Курганов со звоном отшвырнул вилы, шагнул к Устану. Морозов начал было вставать ему навстречу, но в это время у ворот послышались шаги, в конюшню вошел Захар Большаков.

– Запряги мне коня… жених, – сказал председатель Курганову. – Надо в Ручьевку съездить. – И в это время заметил Устина и обернулся: – А-а, вот он где. Я думал, в контору все же зайдешь.

– Зачем? – пожал плечами Устин. – Теперь-то зачем? Слышал ведь – с бригадирства снимаете.

Фрол вывел из самого крайнего стойла рослого жеребца. Захар и Устин остались одни. Морозов по прежнему сидел на куче полусгнившего сена, опустив голову, смотрел на свои валенки, подшитые автомобильными покрышками.

Захар засунул руки глубоко в карманы старенького, потертого полушубка…

– Да хотя бы поинтересовался, почему снимать тебя собираемся.

Морозов скривил губы и спросил:

– А почему? Что коня угробил?

– Нет, не потому… Хотя и конь… Да нет, не поймешь ты.

– Отчего же… – глухо откликнулся Устин. – Что я, цыпленок глупый, не соображаю? Этот проклятый конь – повод только. Настоящие причины объяснять долго. Всю жизнь ты относишься ко мне с подозрением, не веришь, понять не можешь.
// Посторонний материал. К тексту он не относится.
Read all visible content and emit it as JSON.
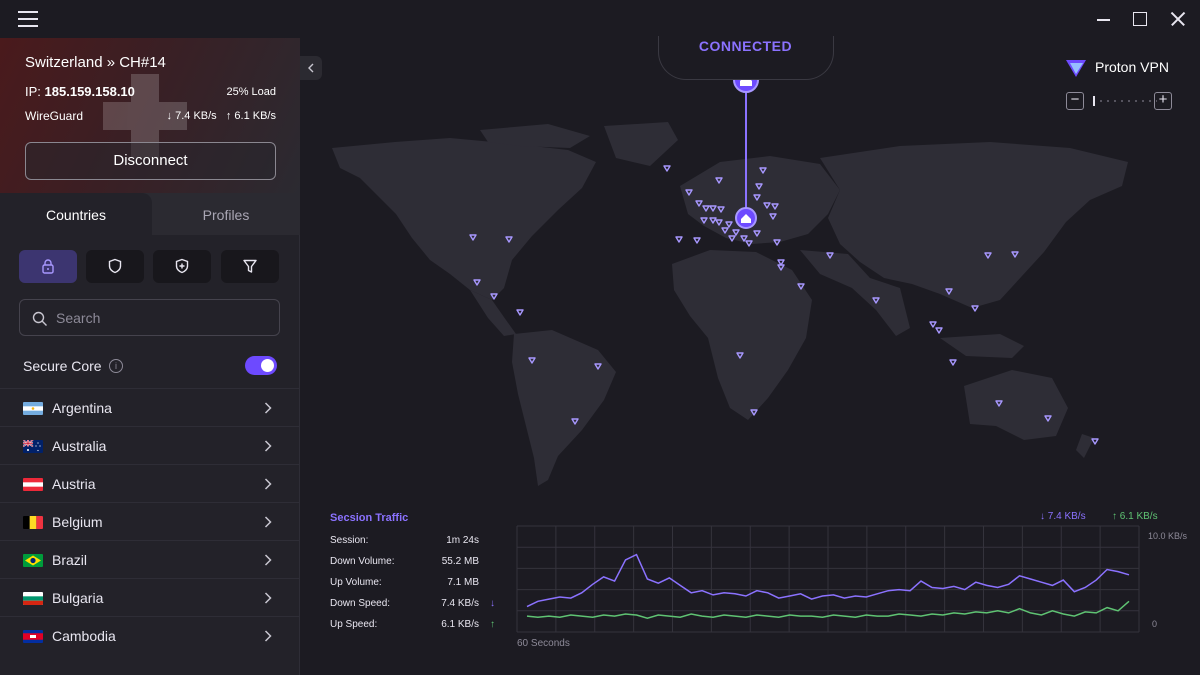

И потому, что не можешь, убираешь с дороги. Так тебе спокойнее… Да поглядим, что еще члены правления скажут. Кроме этого коня, и доводов никаких у тебя нету, зацепиться не за что. Так или не так? Работал я, может, и не шибко хорошо, да не хуже других. Чего молчишь? Так или не так, спрашиваю?
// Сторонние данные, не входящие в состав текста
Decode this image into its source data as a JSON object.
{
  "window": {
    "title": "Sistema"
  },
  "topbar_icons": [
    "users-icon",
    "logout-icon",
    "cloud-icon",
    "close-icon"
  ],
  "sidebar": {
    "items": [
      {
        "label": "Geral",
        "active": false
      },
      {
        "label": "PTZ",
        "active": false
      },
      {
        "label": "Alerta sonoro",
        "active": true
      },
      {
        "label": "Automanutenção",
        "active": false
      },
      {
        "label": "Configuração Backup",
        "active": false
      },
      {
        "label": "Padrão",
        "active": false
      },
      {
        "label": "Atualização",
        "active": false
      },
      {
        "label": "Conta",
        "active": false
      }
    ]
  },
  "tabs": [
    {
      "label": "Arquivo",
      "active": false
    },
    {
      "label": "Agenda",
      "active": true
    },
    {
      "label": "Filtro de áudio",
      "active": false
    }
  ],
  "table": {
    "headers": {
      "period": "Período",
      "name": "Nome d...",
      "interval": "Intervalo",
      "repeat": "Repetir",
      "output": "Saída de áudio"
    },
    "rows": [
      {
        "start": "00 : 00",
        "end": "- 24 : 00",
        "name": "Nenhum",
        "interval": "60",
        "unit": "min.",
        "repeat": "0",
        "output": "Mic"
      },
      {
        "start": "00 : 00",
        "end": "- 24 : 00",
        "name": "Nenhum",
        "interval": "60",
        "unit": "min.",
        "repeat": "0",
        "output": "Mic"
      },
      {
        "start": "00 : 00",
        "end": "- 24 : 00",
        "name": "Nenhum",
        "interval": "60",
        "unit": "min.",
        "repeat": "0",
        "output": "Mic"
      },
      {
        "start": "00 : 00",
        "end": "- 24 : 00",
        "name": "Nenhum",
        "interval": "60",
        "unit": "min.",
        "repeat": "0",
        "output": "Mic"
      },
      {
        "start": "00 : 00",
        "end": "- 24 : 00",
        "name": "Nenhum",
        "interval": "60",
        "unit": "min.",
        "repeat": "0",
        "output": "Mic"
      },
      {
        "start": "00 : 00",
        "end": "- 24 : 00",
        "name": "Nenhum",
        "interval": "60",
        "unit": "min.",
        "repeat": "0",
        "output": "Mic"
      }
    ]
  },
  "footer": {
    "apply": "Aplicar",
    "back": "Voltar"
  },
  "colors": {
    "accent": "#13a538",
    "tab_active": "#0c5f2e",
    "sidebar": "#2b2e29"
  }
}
Председатель еще некоторое время разглядывал Устина молча. А затем резко сказал:

– Ну-ка, подними голову!

У Морозова качнулась только борода.

– Поднимай, чего же ты!

Однако на этот раз Устин даже не шевельнулся.

– Боишься, значит? – еще резче проговорил Большаков, – Так чего же захныкал – «не веришь», «понять не можешь», если настоящие причины сам знаешь?
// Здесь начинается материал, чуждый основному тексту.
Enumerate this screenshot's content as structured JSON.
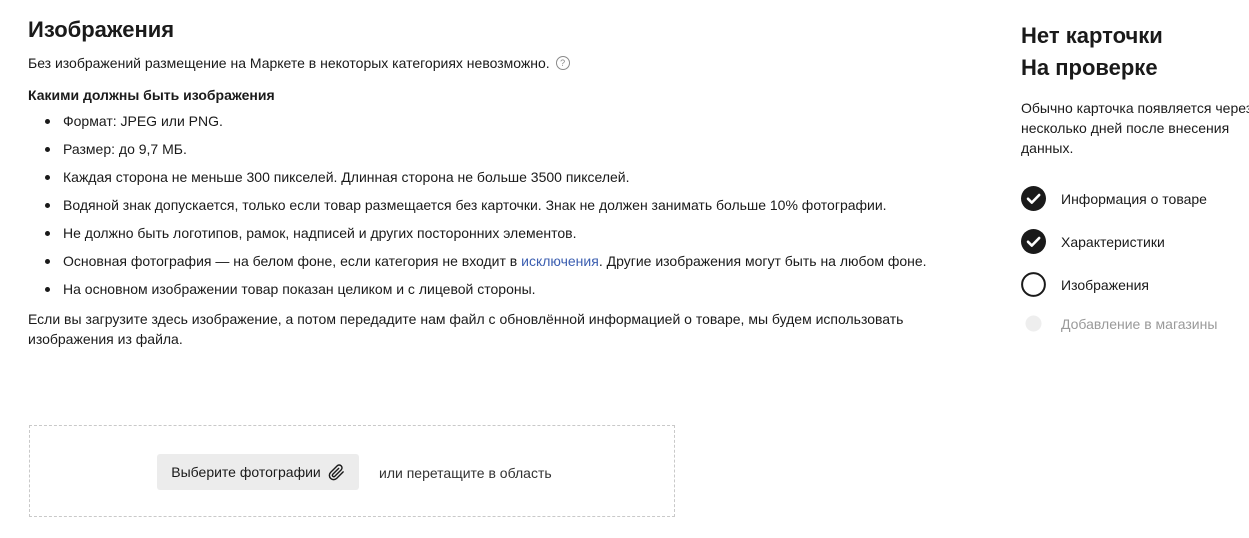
{
  "images_section": {
    "title": "Изображения",
    "intro": "Без изображений размещение на Маркете в некоторых категориях невозможно.",
    "help_icon": "question-circle-icon",
    "requirements_heading": "Какими должны быть изображения",
    "requirements": [
      "Формат: JPEG или PNG.",
      "Размер: до 9,7 МБ.",
      "Каждая сторона не меньше 300 пикселей. Длинная сторона не больше 3500 пикселей.",
      "Водяной знак допускается, только если товар размещается без карточки. Знак не должен занимать больше 10% фотографии.",
      "Не должно быть логотипов, рамок, надписей и других посторонних элементов."
    ],
    "requirement_background": {
      "before": "Основная фотография — на белом фоне, если категория не входит в ",
      "link": "исключения",
      "after": ". Другие изображения могут быть на любом фоне."
    },
    "requirement_last": "На основном изображении товар показан целиком и с лицевой стороны.",
    "footnote": "Если вы загрузите здесь изображение, а потом передадите нам файл с обновлённой информацией о товаре, мы будем использовать изображения из файла."
  },
  "upload": {
    "button_label": "Выберите фотографии",
    "button_icon": "paperclip-icon",
    "drag_hint": "или перетащите в область"
  },
  "status_panel": {
    "title_line1": "Нет карточки",
    "title_line2": "На проверке",
    "description": "Обычно карточка появляется через несколько дней после внесения данных.",
    "steps": [
      {
        "label": "Информация о товаре",
        "state": "done"
      },
      {
        "label": "Характеристики",
        "state": "done"
      },
      {
        "label": "Изображения",
        "state": "pending"
      },
      {
        "label": "Добавление в магазины",
        "state": "disabled"
      }
    ]
  },
  "colors": {
    "link": "#3b5eb0",
    "step_done": "#1a1a1a",
    "step_disabled": "#eeeeee",
    "button_bg": "#ececec"
  }
}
– Что я знаю? Ничего я не… – попытался было возразить Устин, однако, увидев суровые глаза председателя, беспомощно умолк.

– Вот то-то и оно, – сказал Захар. – Но возьмем хотя бы и этот довод – коня. Объясни вразумительно, почему насмерть загнал? Что за причина?

– Пьяный был… Варька говорила же.

– Пьяный? Что-то не видел я, чтобы напивался ты когда до такого состояния. И где напился? В станционной чайной? Там водки не продают.

– С собой бутылка была.

– С собой? Тогда объясни: чего это молол ты Смирнову? Он вчера еще звонил мне. Под каким деревом он роется, как…

Устин ответил вяло, через силу:

– А под тем же, под которым ты все копаешься. А чего рыться под меня? Это хоть кого доведет до бешенства…

– Так… Еще один вопрос. Эти стожки почему в Пихтовой пади остались? Если уж начистоту, тоже подозрительно мне. Почему?

– А сам ты почему недоглядел? – спросил, в свою очередь, Устин. – У меня тоже не сотни глаз. За всем не усмотришь. Закрутился и забыл. А ты с Егоркой ездил потом, обсматривал поля. Чего же ты их не увидел?.. Да ладно уж, что вопросы задавать друг другу… На свете вроде все устроено просто да понятно, а не на всякий вопрос ответишь вдруг…

– Вдруг не на всякий, верно, – согласился Захар, по-прежнему внимательно глядя на Устина. – И поэтому позовем на помощь милицию. А если надо – и суд.

Внешне Устин и на эти слова никак не реагировал. Но спустя минуту все-таки спросил:

– Зачем… милицию?

– А ты как думал?! – спросил, в свою очередь, Захар. – Три стога сена не шутка. Да еще в такой год. Мы уж сообщили куда следует.

И опять Морозов сидел на прелом сене не шевелясь. Потом промолвил:

– Та-ак… Что ж, разбирайтесь…

– Уж будь спокоен, разберемся. И если напрасно роюсь под тебя, если я ошибаюсь – при всем народе попрошу у тебя прощения. Не беспокойся, сил и совести на это хватит…

Председатель направился из конюшни. Устин тоже поднялся, вышел следом и, горбатясь, побрел в сторону своего дома.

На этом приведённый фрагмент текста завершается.